Fellow students, it has come to my attention over the course of the first half of our current academic term that we have a serious problem on our hands here at Dartmouth. Some of you are probably thinking that this piece is about to descend into yet another tirade on the matter of the alumni lawsuit. Since I still don't know any of the details of that situation, I can assure you, the following paragraphs will be nothing of the sort. Rather, the issue on which I focus our attention is one of "parroting" in the classroom. If you're not entirely sure what I'm talking about, then keep reading. Your coffee can wait.
"Parroting" is the tendency in classroom discussion for students to repeat one another, nearly verbatim, passing off the comments of others -- uttered no more than a few moments before -- as their own original thoughts. For your edification, an example: In one of my courses -- a lecture-style class that involves significant amounts of student participation -- the professor presented an idea to the class to discuss. One student commented that the professor's remarks reminded him of a certain product he once saw advertised on television. Fair enough. Immediately thereafter, another student raised her hand and proceeded to comment that the professor's presentation reminded her of the identical product mentioned by our first student, delivering her remarks without making any reference to the previous student's comment, or acknowledging his existence in any way whatsoever. I had to do a double-take. Had I just heard what I thought I heard? Oh, the audacity!
I don't know how I never realized this was going on before. Maybe my four classes and thesis research are pushing my brain to superhuman levels of perception. Hopefully, X-ray vision and gravity-defiance are next, but let's not get away from ourselves here. In any event, following the aforementioned incident, I began to notice the phenomenon taking place in another one of my classes, and I find it more than a little disconcerting.
It is our responsibility to exercise a little self-control and put a stop to something that genuinely detracts from the academic experience of attending class. This is not the faculty's responsibility; if professors called students out for flagrantly parroting one another, classroom participation would disappear altogether. Clearly that would not be an adequate solution to our problem. Rather, students need to take it upon themselves to not actively destroy our collective learning experience. This means that if you're sitting in class with a dynamite idea about the short story you're reading this week, and by some foul trick of the lighting -- damn those fluorescents! -- the professor calls on someone else before you who articulates the very same point you were thinking of ... then you lose. Sorry, Charlie. The mature thing to do at this point is to take a step back, respectfully concede defeat to your peer and get your mindgrapes working on another idea. Classes last at least an hour, so I'm sure you'll have another opportunity to contribute.
The plain and simple truth is that I don't want to sit through an hour of people going back and forth repeating one another's thoughts. Neither do you. We don't learn anything that way, and I just end up sitting in class, playing square or doodling the Van Halen logo in my notebook's margins; I've got this one really cool version where the "VH" symbol is on fire, courtesy of one particularly egregious student last week.
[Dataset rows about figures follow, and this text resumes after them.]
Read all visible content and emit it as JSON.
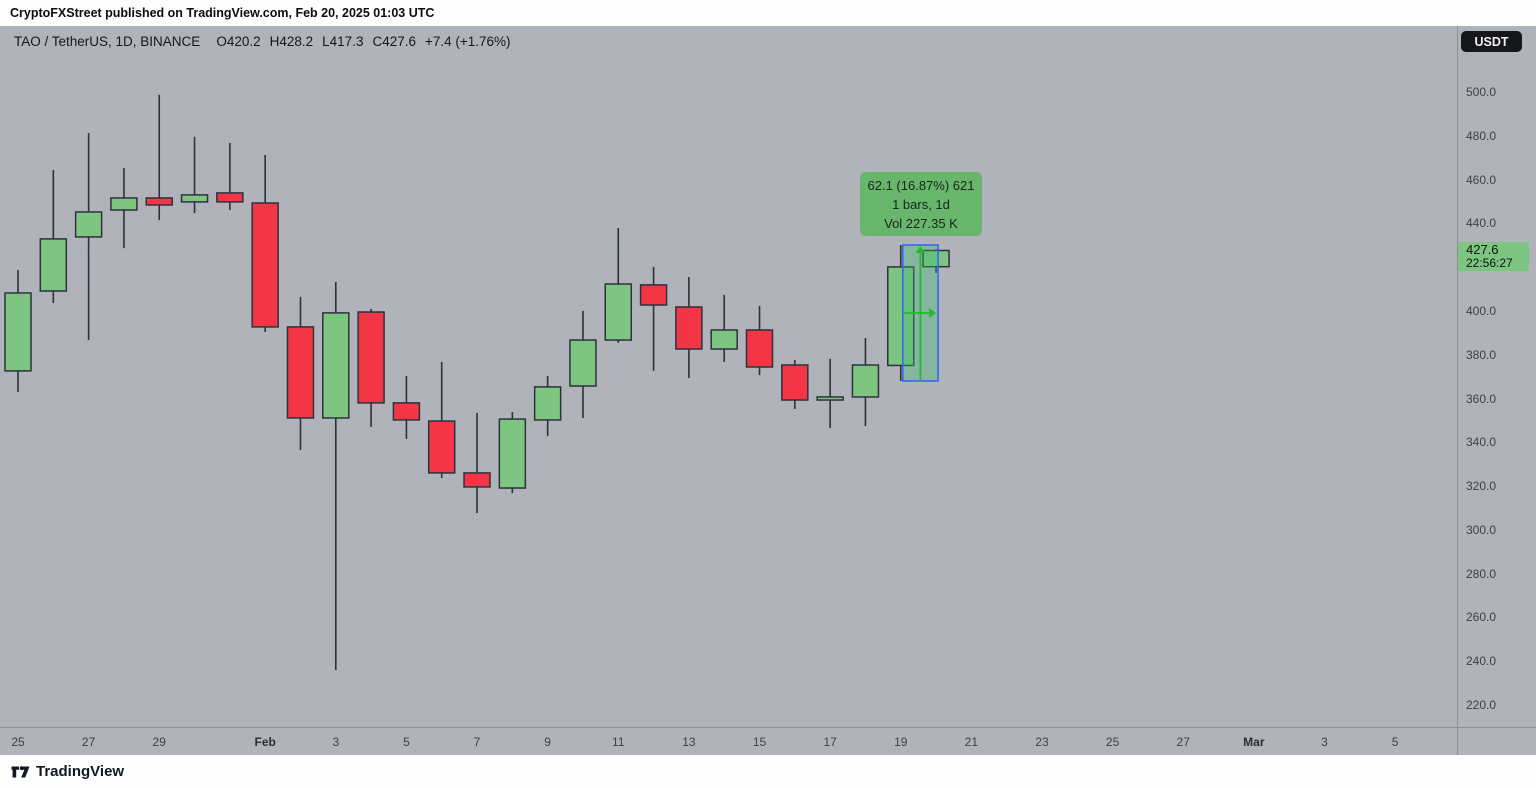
{
  "publisher_bar": {
    "text": "CryptoFXStreet published on TradingView.com, Feb 20, 2025 01:03 UTC"
  },
  "symbol_bar": {
    "symbol": "TAO / TetherUS, 1D, BINANCE",
    "open": "O420.2",
    "high": "H428.2",
    "low": "L417.3",
    "close": "C427.6",
    "change": "+7.4 (+1.76%)"
  },
  "price_axis": {
    "currency_button": "USDT",
    "ticks": [
      "500.0",
      "480.0",
      "460.0",
      "440.0",
      "400.0",
      "380.0",
      "360.0",
      "340.0",
      "320.0",
      "300.0",
      "280.0",
      "260.0",
      "240.0",
      "220.0"
    ],
    "last_price_label": {
      "price": "427.6",
      "countdown": "22:56:27"
    }
  },
  "time_axis": {
    "ticks": [
      {
        "label": "25",
        "bar": 0
      },
      {
        "label": "27",
        "bar": 2
      },
      {
        "label": "29",
        "bar": 4
      },
      {
        "label": "Feb",
        "bar": 7,
        "bold": true
      },
      {
        "label": "3",
        "bar": 9
      },
      {
        "label": "5",
        "bar": 11
      },
      {
        "label": "7",
        "bar": 13
      },
      {
        "label": "9",
        "bar": 15
      },
      {
        "label": "11",
        "bar": 17
      },
      {
        "label": "13",
        "bar": 19
      },
      {
        "label": "15",
        "bar": 21
      },
      {
        "label": "17",
        "bar": 23
      },
      {
        "label": "19",
        "bar": 25
      },
      {
        "label": "21",
        "bar": 27
      },
      {
        "label": "23",
        "bar": 29
      },
      {
        "label": "25",
        "bar": 31
      },
      {
        "label": "27",
        "bar": 33
      },
      {
        "label": "Mar",
        "bar": 35,
        "bold": true
      },
      {
        "label": "3",
        "bar": 37
      },
      {
        "label": "5",
        "bar": 39
      }
    ]
  },
  "measure_tooltip": {
    "line1": "62.1 (16.87%) 621",
    "line2": "1 bars, 1d",
    "line3": "Vol 227.35 K"
  },
  "footer": {
    "brand": "TradingView"
  },
  "colors": {
    "background": "#b0b3ba",
    "up_body": "#7ec581",
    "down_body": "#f23645",
    "candle_border": "#2d313c",
    "wick": "#2d313c",
    "last_price_line": "#7cbd81",
    "last_price_label_bg": "#7ec581",
    "measure_fill": "rgba(56,190,110,0.35)",
    "measure_stroke": "#2f62ff",
    "measure_arrow": "#27b830",
    "tooltip_bg": "#68b66c",
    "axis_text": "#3d404a",
    "currency_button_bg": "#16171b"
  },
  "chart_data": {
    "type": "candlestick",
    "symbol": "TAO/TetherUS",
    "exchange": "BINANCE",
    "interval": "1D",
    "ylim": [
      210,
      530
    ],
    "price_ticks": [
      500,
      480,
      460,
      440,
      400,
      380,
      360,
      340,
      320,
      300,
      280,
      260,
      240,
      220
    ],
    "last_price": 427.6,
    "candles": [
      {
        "date": "Jan 25",
        "o": 372.6,
        "h": 418.7,
        "l": 363.0,
        "c": 408.2
      },
      {
        "date": "Jan 26",
        "o": 409.1,
        "h": 464.4,
        "l": 403.6,
        "c": 432.9
      },
      {
        "date": "Jan 27",
        "o": 433.8,
        "h": 481.3,
        "l": 386.7,
        "c": 445.2
      },
      {
        "date": "Jan 28",
        "o": 446.1,
        "h": 465.3,
        "l": 428.7,
        "c": 451.6
      },
      {
        "date": "Jan 29",
        "o": 451.6,
        "h": 498.7,
        "l": 441.5,
        "c": 448.4
      },
      {
        "date": "Jan 30",
        "o": 449.8,
        "h": 479.5,
        "l": 444.7,
        "c": 453.0
      },
      {
        "date": "Jan 31",
        "o": 453.9,
        "h": 476.7,
        "l": 446.1,
        "c": 449.8
      },
      {
        "date": "Feb 1",
        "o": 449.3,
        "h": 471.2,
        "l": 390.4,
        "c": 392.7
      },
      {
        "date": "Feb 2",
        "o": 392.7,
        "h": 406.4,
        "l": 336.5,
        "c": 351.1
      },
      {
        "date": "Feb 3",
        "o": 351.1,
        "h": 413.2,
        "l": 236.0,
        "c": 399.1
      },
      {
        "date": "Feb 4",
        "o": 399.5,
        "h": 400.9,
        "l": 347.0,
        "c": 358.0
      },
      {
        "date": "Feb 5",
        "o": 358.0,
        "h": 370.3,
        "l": 341.5,
        "c": 350.2
      },
      {
        "date": "Feb 6",
        "o": 349.7,
        "h": 376.7,
        "l": 323.7,
        "c": 326.0
      },
      {
        "date": "Feb 7",
        "o": 326.0,
        "h": 353.4,
        "l": 307.7,
        "c": 319.6
      },
      {
        "date": "Feb 8",
        "o": 319.1,
        "h": 353.8,
        "l": 316.8,
        "c": 350.6
      },
      {
        "date": "Feb 9",
        "o": 350.2,
        "h": 370.3,
        "l": 342.9,
        "c": 365.3
      },
      {
        "date": "Feb 10",
        "o": 365.7,
        "h": 400.0,
        "l": 351.1,
        "c": 386.7
      },
      {
        "date": "Feb 11",
        "o": 386.7,
        "h": 437.9,
        "l": 385.4,
        "c": 412.3
      },
      {
        "date": "Feb 12",
        "o": 411.9,
        "h": 420.1,
        "l": 372.6,
        "c": 402.7
      },
      {
        "date": "Feb 13",
        "o": 401.8,
        "h": 415.5,
        "l": 369.4,
        "c": 382.6
      },
      {
        "date": "Feb 14",
        "o": 382.6,
        "h": 407.3,
        "l": 376.7,
        "c": 391.3
      },
      {
        "date": "Feb 15",
        "o": 391.3,
        "h": 402.3,
        "l": 370.7,
        "c": 374.4
      },
      {
        "date": "Feb 16",
        "o": 375.3,
        "h": 377.6,
        "l": 355.2,
        "c": 359.3
      },
      {
        "date": "Feb 17",
        "o": 359.3,
        "h": 378.1,
        "l": 346.5,
        "c": 360.7
      },
      {
        "date": "Feb 18",
        "o": 360.7,
        "h": 387.6,
        "l": 347.4,
        "c": 375.3
      },
      {
        "date": "Feb 19",
        "o": 375.1,
        "h": 430.1,
        "l": 368.0,
        "c": 420.1
      },
      {
        "date": "Feb 20",
        "o": 420.2,
        "h": 428.2,
        "l": 417.3,
        "c": 427.6
      }
    ],
    "measurement": {
      "from_index": 25,
      "to_index": 26,
      "price_low": 368.0,
      "price_high": 430.1,
      "change": 62.1,
      "change_pct": 16.87,
      "bars": 1,
      "interval": "1d",
      "volume": "227.35 K"
    }
  }
}
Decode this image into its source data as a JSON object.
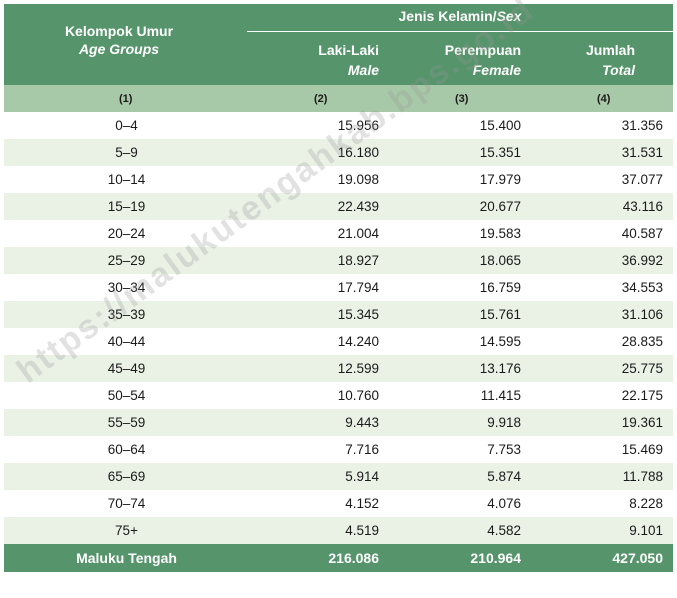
{
  "header": {
    "group_label": "Kelompok Umur",
    "group_label_en": "Age Groups",
    "sex_label": "Jenis Kelamin/",
    "sex_label_en": "Sex",
    "male_label": "Laki-Laki",
    "male_label_en": "Male",
    "female_label": "Perempuan",
    "female_label_en": "Female",
    "total_label": "Jumlah",
    "total_label_en": "Total"
  },
  "column_numbers": [
    "(1)",
    "(2)",
    "(3)",
    "(4)"
  ],
  "rows": [
    {
      "age": "0–4",
      "male": "15.956",
      "female": "15.400",
      "total": "31.356"
    },
    {
      "age": "5–9",
      "male": "16.180",
      "female": "15.351",
      "total": "31.531"
    },
    {
      "age": "10–14",
      "male": "19.098",
      "female": "17.979",
      "total": "37.077"
    },
    {
      "age": "15–19",
      "male": "22.439",
      "female": "20.677",
      "total": "43.116"
    },
    {
      "age": "20–24",
      "male": "21.004",
      "female": "19.583",
      "total": "40.587"
    },
    {
      "age": "25–29",
      "male": "18.927",
      "female": "18.065",
      "total": "36.992"
    },
    {
      "age": "30–34",
      "male": "17.794",
      "female": "16.759",
      "total": "34.553"
    },
    {
      "age": "35–39",
      "male": "15.345",
      "female": "15.761",
      "total": "31.106"
    },
    {
      "age": "40–44",
      "male": "14.240",
      "female": "14.595",
      "total": "28.835"
    },
    {
      "age": "45–49",
      "male": "12.599",
      "female": "13.176",
      "total": "25.775"
    },
    {
      "age": "50–54",
      "male": "10.760",
      "female": "11.415",
      "total": "22.175"
    },
    {
      "age": "55–59",
      "male": "9.443",
      "female": "9.918",
      "total": "19.361"
    },
    {
      "age": "60–64",
      "male": "7.716",
      "female": "7.753",
      "total": "15.469"
    },
    {
      "age": "65–69",
      "male": "5.914",
      "female": "5.874",
      "total": "11.788"
    },
    {
      "age": "70–74",
      "male": "4.152",
      "female": "4.076",
      "total": "8.228"
    },
    {
      "age": "75+",
      "male": "4.519",
      "female": "4.582",
      "total": "9.101"
    }
  ],
  "total_row": {
    "label": "Maluku Tengah",
    "male": "216.086",
    "female": "210.964",
    "total": "427.050"
  },
  "watermark": "https://malukutengahkab.bps.go.id",
  "colors": {
    "header": "#56946b",
    "subheader": "#a8c9a8",
    "stripe": "#eaf2e6"
  }
}
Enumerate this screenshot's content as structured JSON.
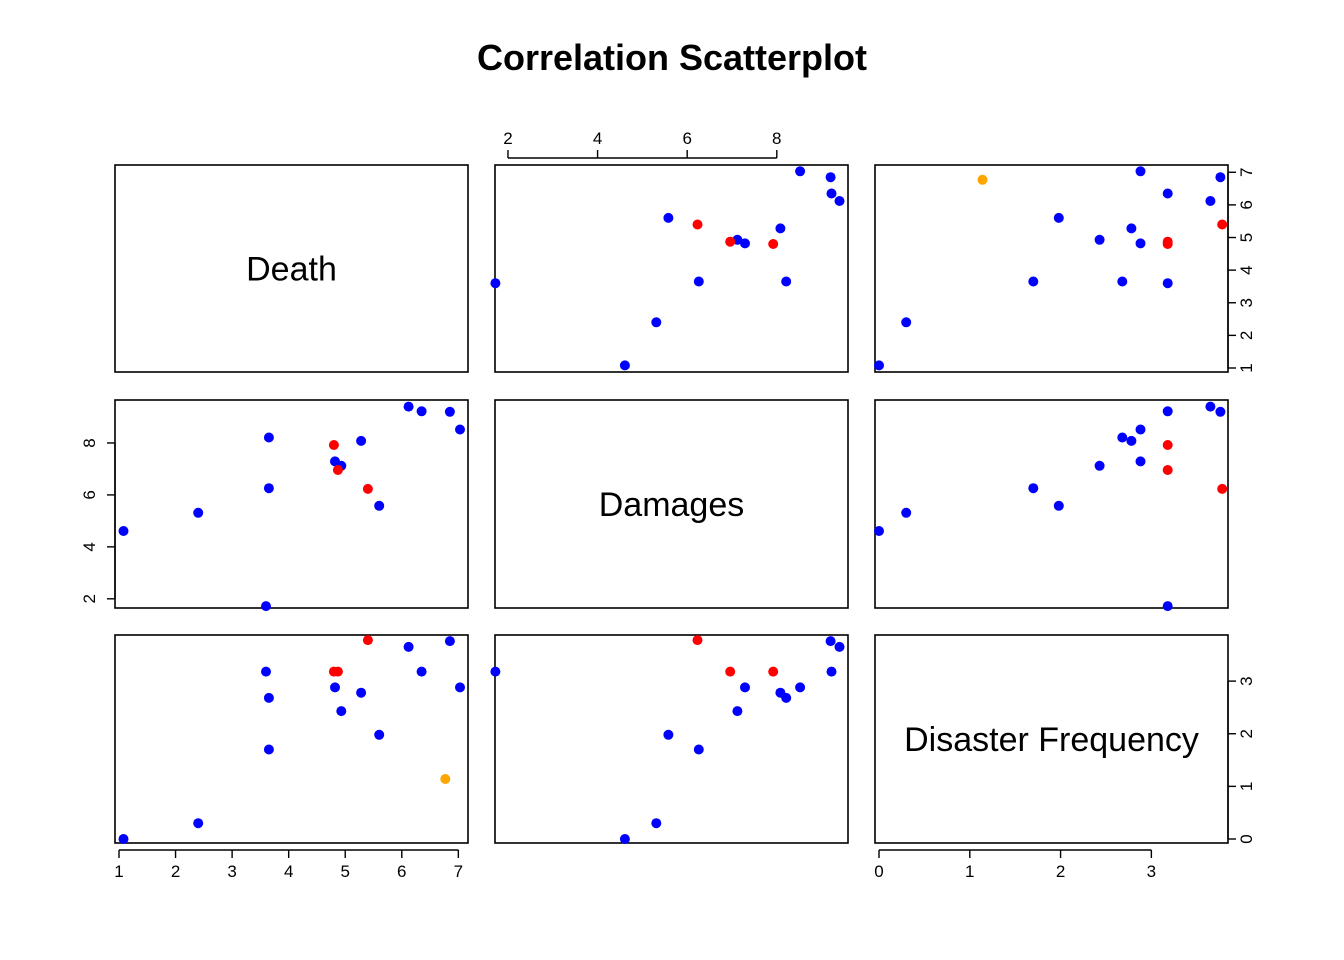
{
  "chart_data": {
    "type": "scatter",
    "title": "Correlation Scatterplot",
    "variables": [
      "Death",
      "Damages",
      "Disaster Frequency"
    ],
    "ranges": {
      "Death": [
        1.0,
        7.1
      ],
      "Damages": [
        1.8,
        9.5
      ],
      "Disaster Frequency": [
        0.0,
        3.8
      ]
    },
    "ticks": {
      "Death": [
        1,
        2,
        3,
        4,
        5,
        6,
        7
      ],
      "Damages": [
        2,
        4,
        6,
        8
      ],
      "Disaster Frequency": [
        0,
        1,
        2,
        3
      ]
    },
    "color_key": {
      "blue": "#0000ff",
      "red": "#ff0000",
      "orange": "#ffa500"
    },
    "points": [
      {
        "Death": 1.08,
        "Damages": 4.61,
        "Disaster Frequency": 0.0,
        "color": "blue"
      },
      {
        "Death": 2.4,
        "Damages": 5.31,
        "Disaster Frequency": 0.3,
        "color": "blue"
      },
      {
        "Death": 3.6,
        "Damages": 1.72,
        "Disaster Frequency": 3.18,
        "color": "blue"
      },
      {
        "Death": 3.65,
        "Damages": 6.26,
        "Disaster Frequency": 1.7,
        "color": "blue"
      },
      {
        "Death": 3.65,
        "Damages": 8.21,
        "Disaster Frequency": 2.68,
        "color": "blue"
      },
      {
        "Death": 4.82,
        "Damages": 7.29,
        "Disaster Frequency": 2.88,
        "color": "blue"
      },
      {
        "Death": 4.93,
        "Damages": 7.12,
        "Disaster Frequency": 2.43,
        "color": "blue"
      },
      {
        "Death": 5.28,
        "Damages": 8.08,
        "Disaster Frequency": 2.78,
        "color": "blue"
      },
      {
        "Death": 6.12,
        "Damages": 9.4,
        "Disaster Frequency": 3.65,
        "color": "blue"
      },
      {
        "Death": 6.35,
        "Damages": 9.22,
        "Disaster Frequency": 3.18,
        "color": "blue"
      },
      {
        "Death": 6.85,
        "Damages": 9.2,
        "Disaster Frequency": 3.76,
        "color": "blue"
      },
      {
        "Death": 7.03,
        "Damages": 8.52,
        "Disaster Frequency": 2.88,
        "color": "blue"
      },
      {
        "Death": 5.6,
        "Damages": 5.58,
        "Disaster Frequency": 1.98,
        "color": "blue"
      },
      {
        "Death": 4.8,
        "Damages": 7.92,
        "Disaster Frequency": 3.18,
        "color": "red"
      },
      {
        "Death": 4.87,
        "Damages": 6.96,
        "Disaster Frequency": 3.18,
        "color": "red"
      },
      {
        "Death": 5.4,
        "Damages": 6.23,
        "Disaster Frequency": 3.78,
        "color": "red"
      },
      {
        "Death": 6.77,
        "Damages": null,
        "Disaster Frequency": 1.14,
        "color": "orange"
      }
    ]
  }
}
Clearly, not a valuable use of tuition dollars. In all seriousness, the sort of intelligent discourse that we should be seeking out cannot thrive when people content themselves with feeding off the ideas of others instead of investing their energy in constructing an original argument. Moreover, the rest of us -- professors included -- do indeed notice when you've parroted, so you're really not impressing anyone. In fact, it's highly likely that your professor will have a lower opinion of you as a result of such inane contribution. At the very least, they'll think you were asleep when your classmates were speaking.
We all need to do our part and try to rectify this situation. If you have nothing to add to a discussion at any given moment -- we all have bad days and there's nothing wrong with that -- then please, take heed of the old saying, "Better to keep your mouth closed and be thought a fool than to open it and remove all doubt."